Люди вздохнули свободнее. Дикая, казалось бы, мысль таким простым способом обмануть зелёных, обрела реальность.

Но радость длилась не долго. Часов через шестьдесят зелёные вернулись, если это были те же самые существа, одолев путь в обратную сторону.

Валентино снова их увёл.

Естественно, так долго продолжаться не могло – Валентино справиться с такой беговой нагрузкой был не способен, а других бегунов на станции не оказалось. Поэтому на Земле срочно решили подобрать бегунов для затравки, пока не придумают, как отгородить станцию и шахты от зелёных или как вступить с ними в контакт.


Что может делать человек без увлечений, имеющий сто пятьдесят часов отдыха через каждые двадцать часов?

Таким человеком с таким перерывом в работе на отдых был я. И не потому, что меня ничто не интересовало. Но на Недотроге я пробыл почти полгода и всё равно не могу дать рецепта, чем, будучи на ней, заполнить пустоту.

Правда, вначале, как всякий человек в новых условиях, я узнавал новое и интересное. На станции хватало возможностей погрузиться в изучение чего-нибудь, просматривать земные записи, игры, но… это же тихая, безмолвная рутина! Оттого переключился на домино – безобидное, зато довольно шумное занятие. И за короткое время весьма преуспел в игре и постиг её нехитрые тайны. Стучи себе, громко комментируй удачи и неудачи!..
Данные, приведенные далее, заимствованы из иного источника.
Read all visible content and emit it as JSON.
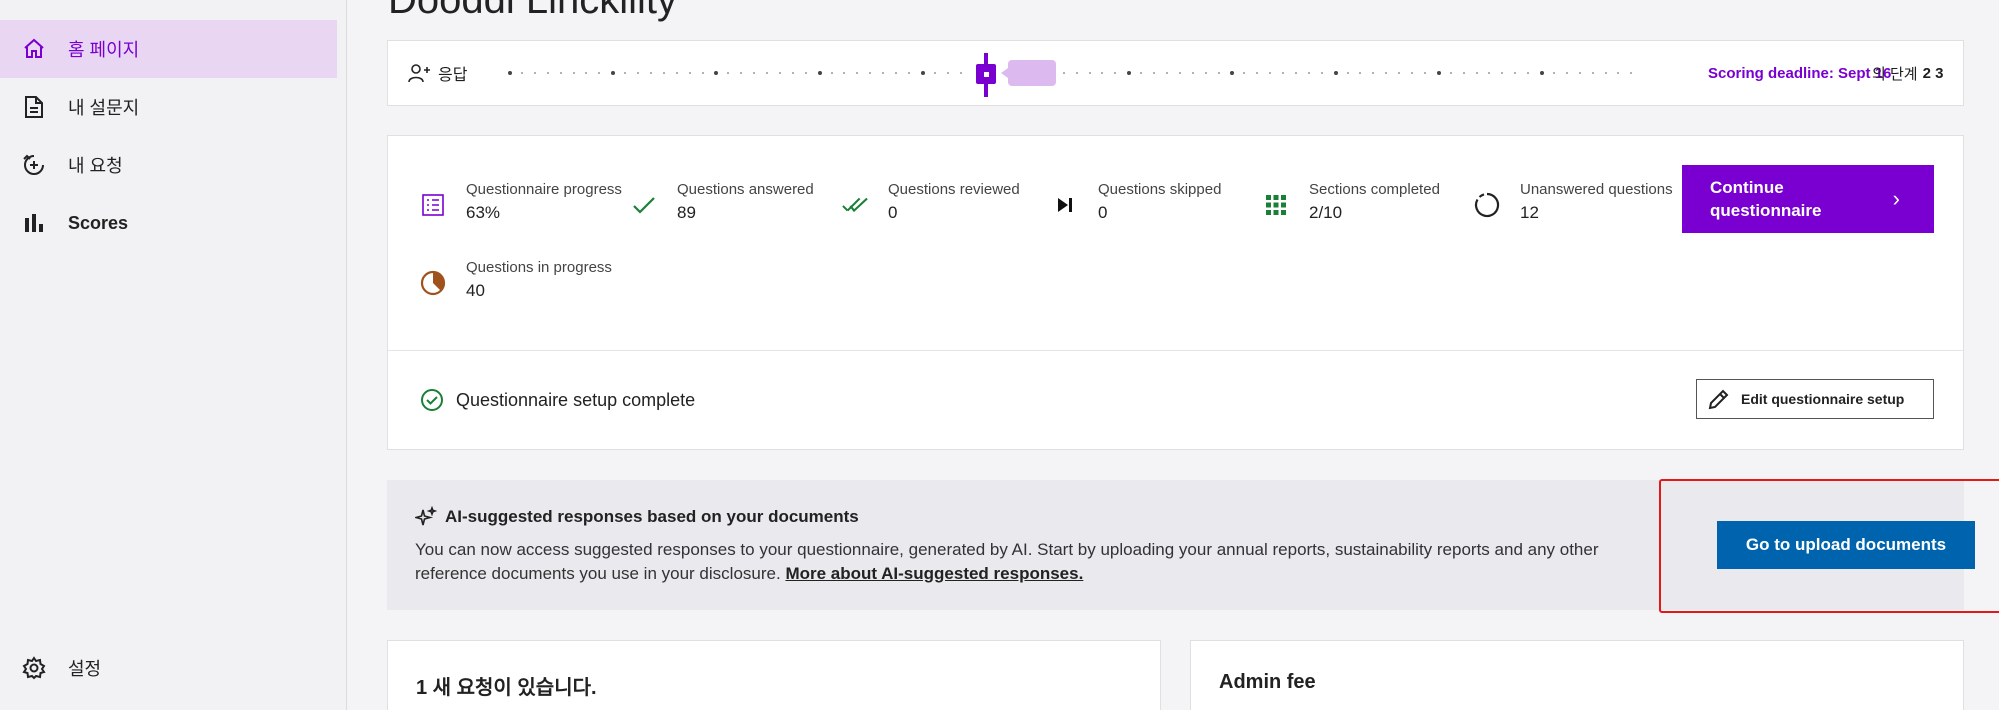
{
  "sidebar": {
    "items": [
      {
        "label": "홈 페이지",
        "icon": "home-icon"
      },
      {
        "label": "내 설문지",
        "icon": "document-icon"
      },
      {
        "label": "내 요청",
        "icon": "add-circle-icon"
      },
      {
        "label": "Scores",
        "icon": "bar-chart-icon"
      }
    ],
    "settings_label": "설정"
  },
  "main": {
    "page_title": "Dooddi Linckility",
    "stage_bar": {
      "label": "응답",
      "deadline": "Scoring deadline: Sept 16",
      "stage_prefix": "의 단계",
      "stage_value": "2 3"
    },
    "stats": [
      {
        "label": "Questionnaire progress",
        "value": "63%",
        "icon": "checklist-icon"
      },
      {
        "label": "Questions answered",
        "value": "89",
        "icon": "check-icon"
      },
      {
        "label": "Questions reviewed",
        "value": "0",
        "icon": "double-check-icon"
      },
      {
        "label": "Questions skipped",
        "value": "0",
        "icon": "skip-next-icon"
      },
      {
        "label": "Sections completed",
        "value": "2/10",
        "icon": "grid-icon"
      },
      {
        "label": "Unanswered questions",
        "value": "12",
        "icon": "circle-dashed-icon"
      },
      {
        "label": "Questions in progress",
        "value": "40",
        "icon": "pie-progress-icon"
      }
    ],
    "continue_button": {
      "line1": "Continue",
      "line2": "questionnaire"
    },
    "setup_status": "Questionnaire setup complete",
    "edit_setup_label": "Edit questionnaire setup",
    "ai_banner": {
      "title": "AI-suggested responses based on your documents",
      "description": "You can now access suggested responses to your questionnaire, generated by AI. Start by uploading your annual reports, sustainability reports and any other reference documents you use in your disclosure.",
      "link": "More about AI-suggested responses.",
      "button": "Go to upload documents"
    },
    "bottom_cards": [
      {
        "title": "1 새 요청이 있습니다."
      },
      {
        "title": "Admin fee"
      }
    ]
  },
  "colors": {
    "accent": "#7a00d1",
    "primary_blue": "#0063ad",
    "success": "#1a7f37",
    "highlight": "#e31818"
  }
}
Вне домино я порой бегал в паре то с Марсом, то с Валентино.

Валентино – добродушный носатый парень лет тридцати с длинными удивительно выносливыми ногами – любил по дороге поболтать о геологии известных ему планет. Без усилий, порой небрежно называл десятки минералов. Как профессиональный бегун Валентино бежал вяло, не технично, излишне тратя силы.

В беге по Гигантской петле он никогда не участвовал, а затравщиком стал из-за необычной выносливости. Я ему показывал и подсказывал что к чему в искусстве бега. Как держать голову, плечи, локти, кисти рук. Как выносить колено, ставить стопу. Как дышать.

Он всегда внимательно прислушивался к моим советам, как это делаю я, но бегал по-своему – локти от себя, носки ног врозь, припадая на каждом шаге и раскачиваясь из стороны в сторону.

Кроме геологии он до бесконечности мог рассказывать анекдоты, которые все до одного были плоскими и не смешными. Сам же он во время рассказа давился от смеха. Наверное, сам сочинял.

Но анекдоты не помеха. В паре бегать хорошо и спокойно, да только подстерегает истощение. Самому не заметно, а, смотришь, киберврач меньше восьмидесяти пяти пунктов жизненной активности отщёлкает, а в питании – усиленный паёк от трансфеера с пилюлями в придачу, и неприятный разговор с Коппентом.